Daniel Baven : Chefs evolve from operators into creators. They won’t need to run restaurants, juggle payroll, or sign leases. Their ideas, recipes, and brand identity can be distributed at global scale through platforms like ours. From celebrity chefs to Thai street food mamas – the marketplace will be merit-based, where talent and product win over capital muscle.
As food brands become more distributed through platforms like yours, what are the keys to maintaining authenticity and strong customer connection without a physical presence?

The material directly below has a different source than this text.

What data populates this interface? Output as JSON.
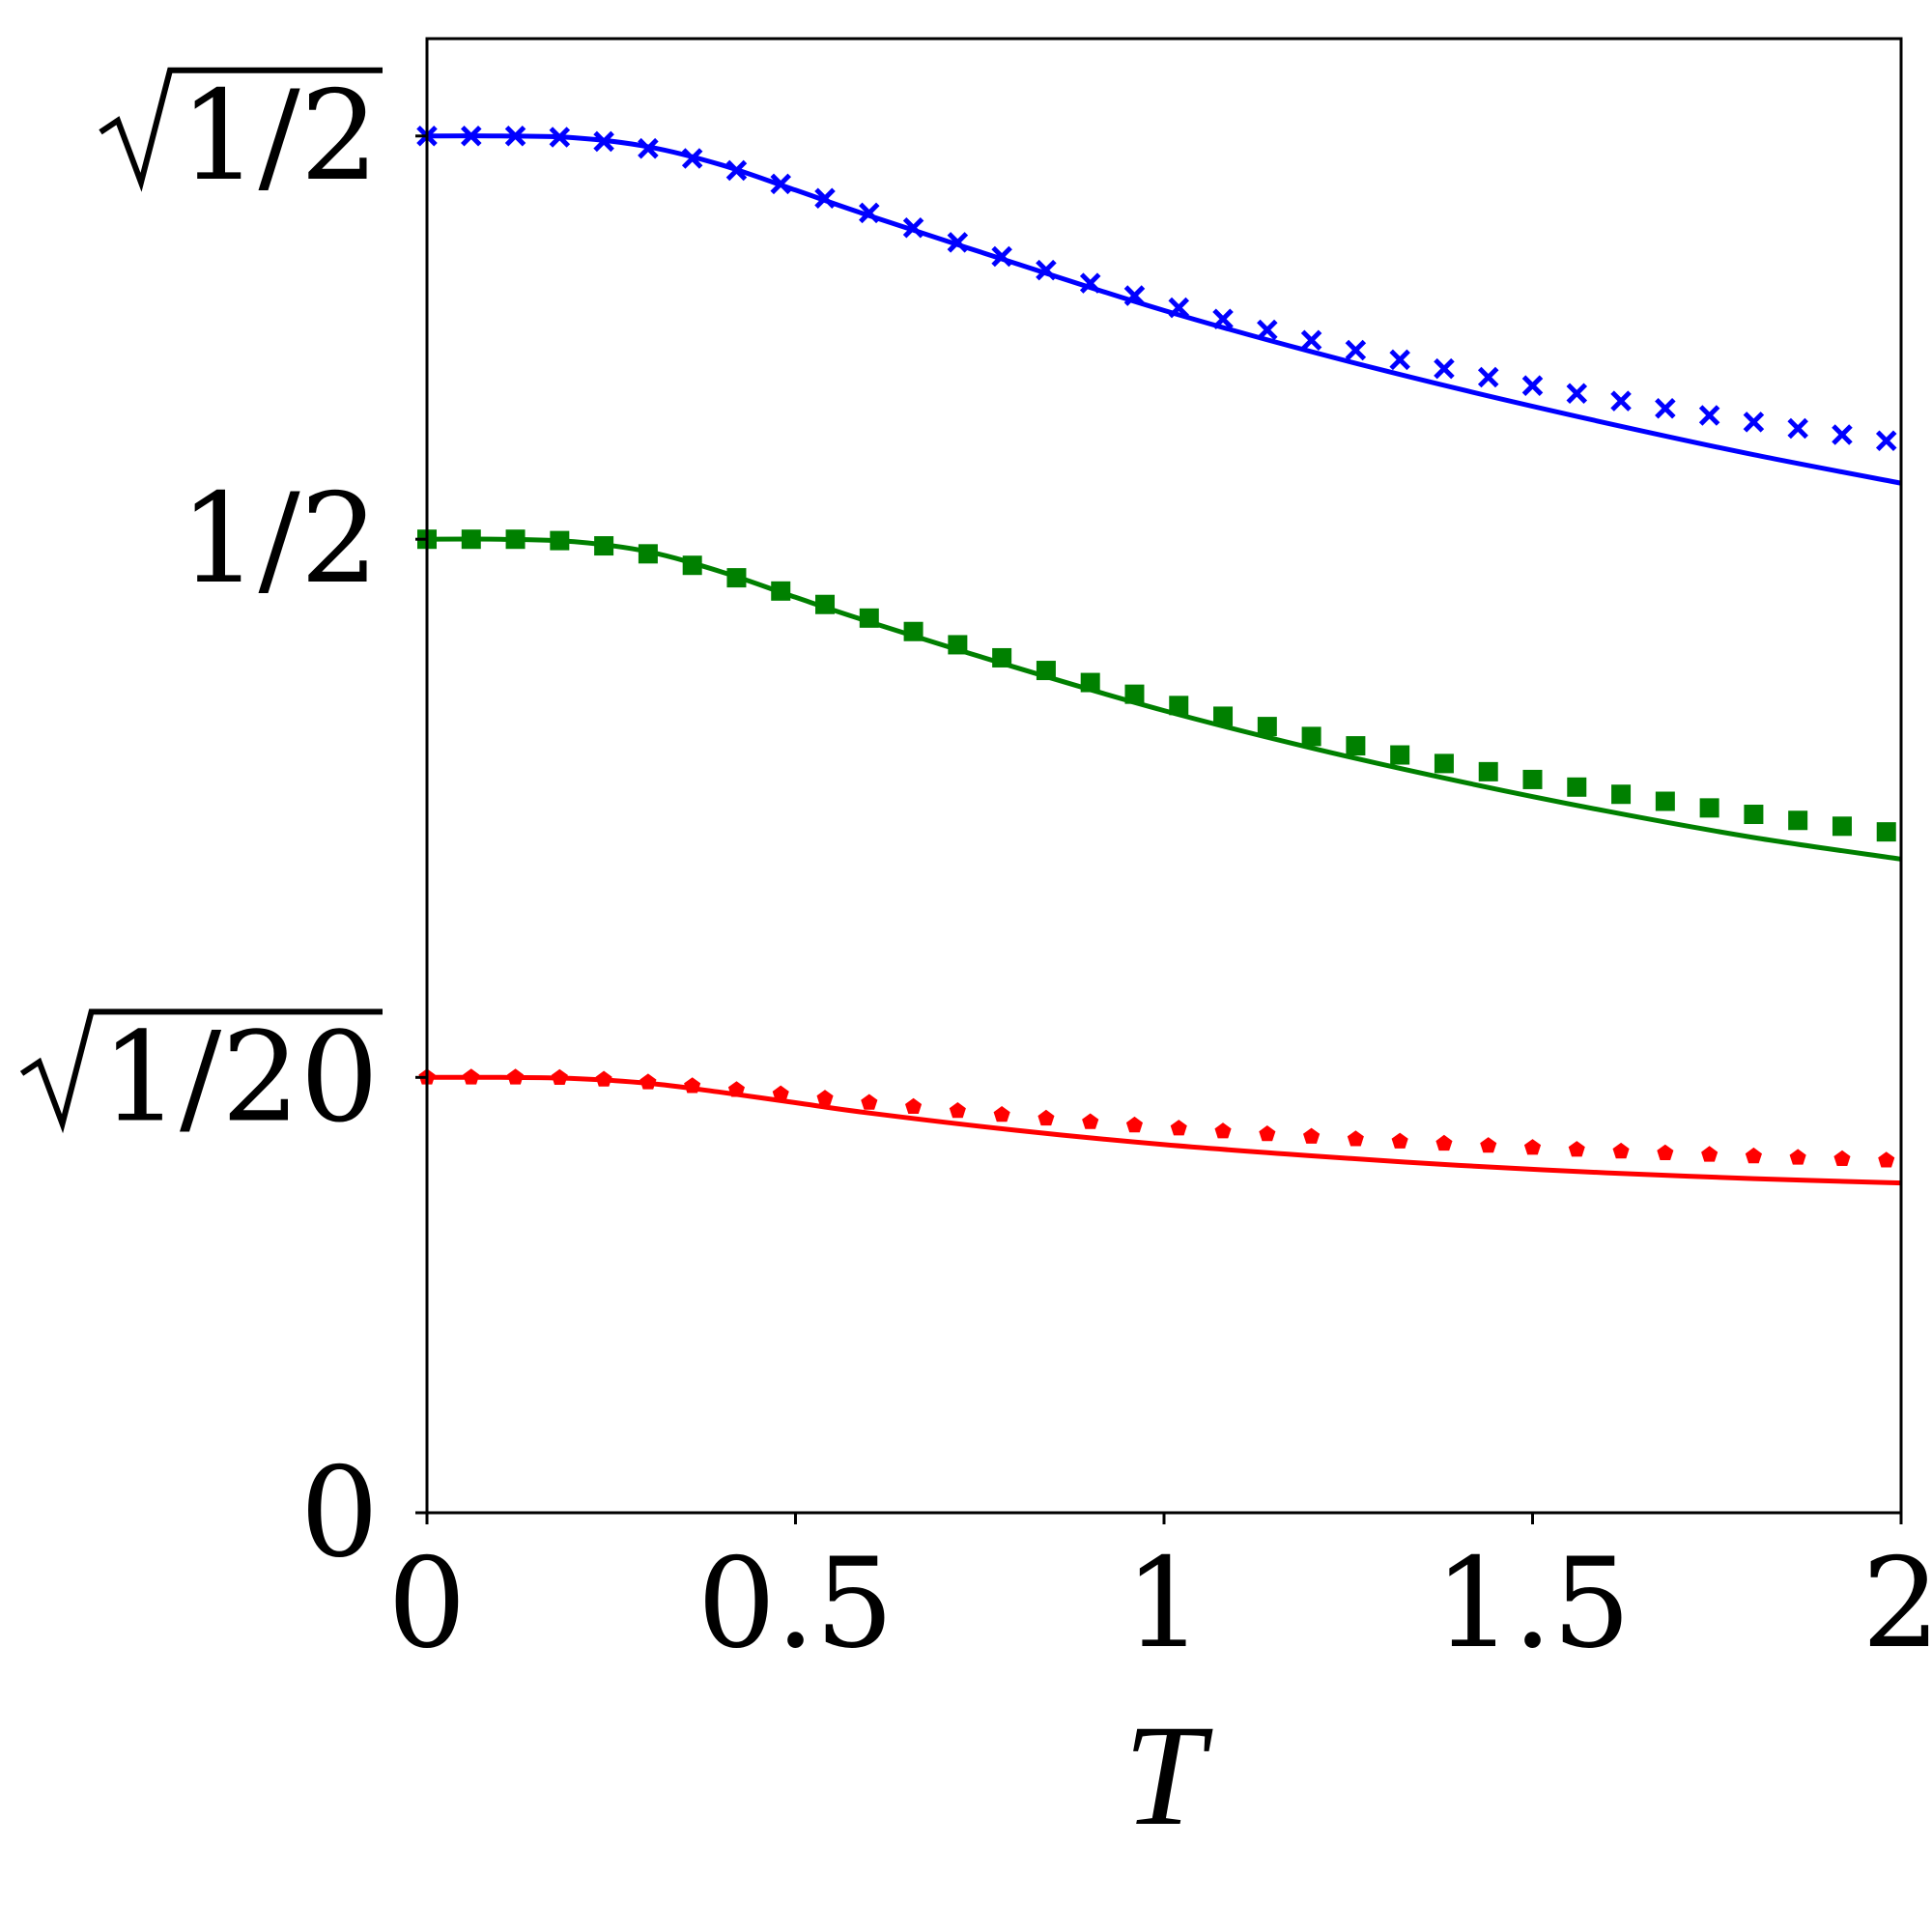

Authenticity is about protecting the DNA of a brand, not about owning four walls. In a digital food marketplace, connection comes from strong storytelling, product design, and consistency of experience. The value shifts from managing legacy systems – finance, real estate, IT – to delivering identity and customer experience. More time driving the brand. Less time running the business.
The ‘Spotify of Food’ concept really resonates. What do you think the food industry can learn from the transformation the music industry went through, especially in terms of brand reach and creator empowerment?
The parallel is less about praising streaming and more about inevitability. Distribution is digitizing, and when it does, creators are unshackled from old systems. Food brands won’t have to think about operations, finances, or logistics – they’ll plug into an ecosystem that streams their IP, monetizes it through willing operators, and scales globally. It’s a logical evolution, and it sparks the beginning of a new creative food revolution.